When I arrived in picturesque Phuket little did I know that the pristine beaches I’d seen online only served to disguise a hot den of disrepute. My descent into the swirling stew of decadence and debauchery started off innocent enough.
I hopped off the plane and jumped into a cab bound for Patong beach. I didn’t even blink that the taxi fare cost an unreasonable amount since I assumed this must be due to the high cost of transporting resources to the island. The drive went by quickly as we sped by green jungle forests and rolling hills to the death drop descent into Patong.
The road to Patong winds down into an area knee deep with folks out and about. Sun soaked tourists in shabby beach wear saunter down the sidewalks looking for souvenirs and a bite to eat. Friendly faced Thai men and women beckon passerby to come into their massage parlor for a moment of relaxation and who knows what else. Old ladies behind rickety carts cook up Thai noodles on hot plates. Gnarled tuk tuk drivers catcall from their parked vehicles hoping for a fare. Vendors, eager to sell T-shirts, sarongs, DVDs, jewelry and much more, boast about their cheap prices.

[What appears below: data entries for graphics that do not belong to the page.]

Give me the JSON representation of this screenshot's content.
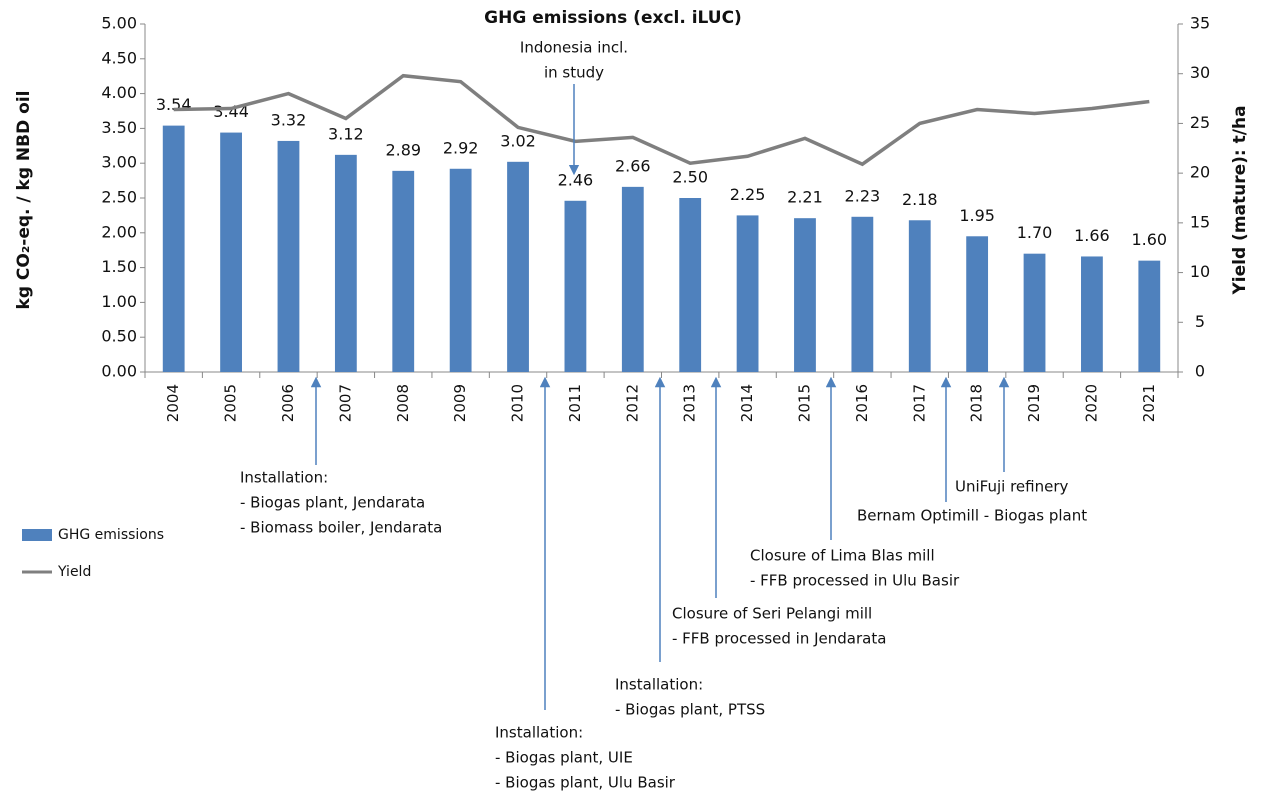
{
  "chart_data": {
    "type": "bar_line",
    "title": "GHG emissions (excl. iLUC)",
    "y_label": "kg CO₂-eq. / kg NBD oil",
    "y2_label": "Yield (mature): t/ha",
    "categories": [
      "2004",
      "2005",
      "2006",
      "2007",
      "2008",
      "2009",
      "2010",
      "2011",
      "2012",
      "2013",
      "2014",
      "2015",
      "2016",
      "2017",
      "2018",
      "2019",
      "2020",
      "2021"
    ],
    "series": [
      {
        "name": "GHG emissions",
        "type": "bar",
        "color": "#4f81bd",
        "values": [
          3.54,
          3.44,
          3.32,
          3.12,
          2.89,
          2.92,
          3.02,
          2.46,
          2.66,
          2.5,
          2.25,
          2.21,
          2.23,
          2.18,
          1.95,
          1.7,
          1.66,
          1.6
        ],
        "value_labels": [
          "3.54",
          "3.44",
          "3.32",
          "3.12",
          "2.89",
          "2.92",
          "3.02",
          "2.46",
          "2.66",
          "2.50",
          "2.25",
          "2.21",
          "2.23",
          "2.18",
          "1.95",
          "1.70",
          "1.66",
          "1.60"
        ]
      },
      {
        "name": "Yield",
        "type": "line",
        "color": "#7f7f7f",
        "axis": "y2",
        "values": [
          26.4,
          26.5,
          28.0,
          25.5,
          29.8,
          29.2,
          24.6,
          23.2,
          23.6,
          21.0,
          21.7,
          23.5,
          20.9,
          25.0,
          26.4,
          26.0,
          26.5,
          27.2
        ]
      }
    ],
    "ylim": [
      0,
      5
    ],
    "yticks": [
      {
        "value": 0,
        "label": "0.00"
      },
      {
        "value": 0.5,
        "label": "0.50"
      },
      {
        "value": 1,
        "label": "1.00"
      },
      {
        "value": 1.5,
        "label": "1.50"
      },
      {
        "value": 2,
        "label": "2.00"
      },
      {
        "value": 2.5,
        "label": "2.50"
      },
      {
        "value": 3,
        "label": "3.00"
      },
      {
        "value": 3.5,
        "label": "3.50"
      },
      {
        "value": 4,
        "label": "4.00"
      },
      {
        "value": 4.5,
        "label": "4.50"
      },
      {
        "value": 5,
        "label": "5.00"
      }
    ],
    "y2lim": [
      0,
      35
    ],
    "y2ticks": [
      0,
      5,
      10,
      15,
      20,
      25,
      30,
      35
    ],
    "legend": "left",
    "annotations": [
      {
        "lines": [
          "Indonesia incl.",
          "in study"
        ]
      },
      {
        "lines": [
          "Installation:",
          "- Biogas plant, Jendarata",
          "- Biomass boiler, Jendarata"
        ]
      },
      {
        "lines": [
          "Installation:",
          "- Biogas plant, UIE",
          "- Biogas plant, Ulu Basir"
        ]
      },
      {
        "lines": [
          "Installation:",
          "- Biogas plant, PTSS"
        ]
      },
      {
        "lines": [
          "Closure of Seri Pelangi mill",
          "- FFB processed in Jendarata"
        ]
      },
      {
        "lines": [
          "Closure of Lima Blas mill",
          "- FFB processed in Ulu Basir"
        ]
      },
      {
        "lines": [
          "Bernam Optimill - Biogas plant"
        ]
      },
      {
        "lines": [
          "UniFuji refinery"
        ]
      }
    ]
  }
}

The buildings in the area consist of a mish mash of high and low that baffles the new comer. Hi rise luxury hotels with sprawling pools and boutique gift shops stand next to ramshackle guesthouses proclaiming bargain basement prices. Cramped street side food shacks huddle next to fancy seafood restaurants. Starbucks sheepishly rests against the girlie bar with scantily clad bar waifs gyrating on pedestals.

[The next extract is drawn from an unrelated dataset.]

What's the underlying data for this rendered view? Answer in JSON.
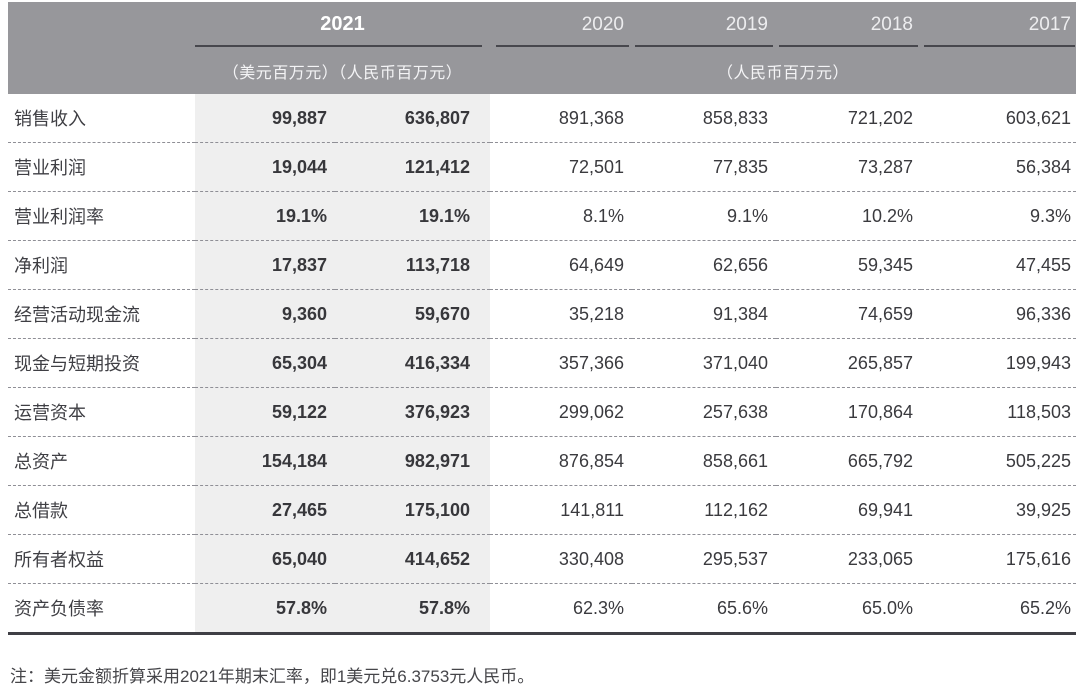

Thankfully the beach awaits everyone who presses through the throng of craziness. Sun drenched bodies bask in the sun on white sandy beaches. Swimmers float on crystal clear water so warm and inviting you want to fall asleep and float away into nothingness. Deep brown Thai guys, muscled and fresh faced, play beach boy getting drinks, towels and whatever else you may fancy. I really dig the Phuket beaches. I bet you will to.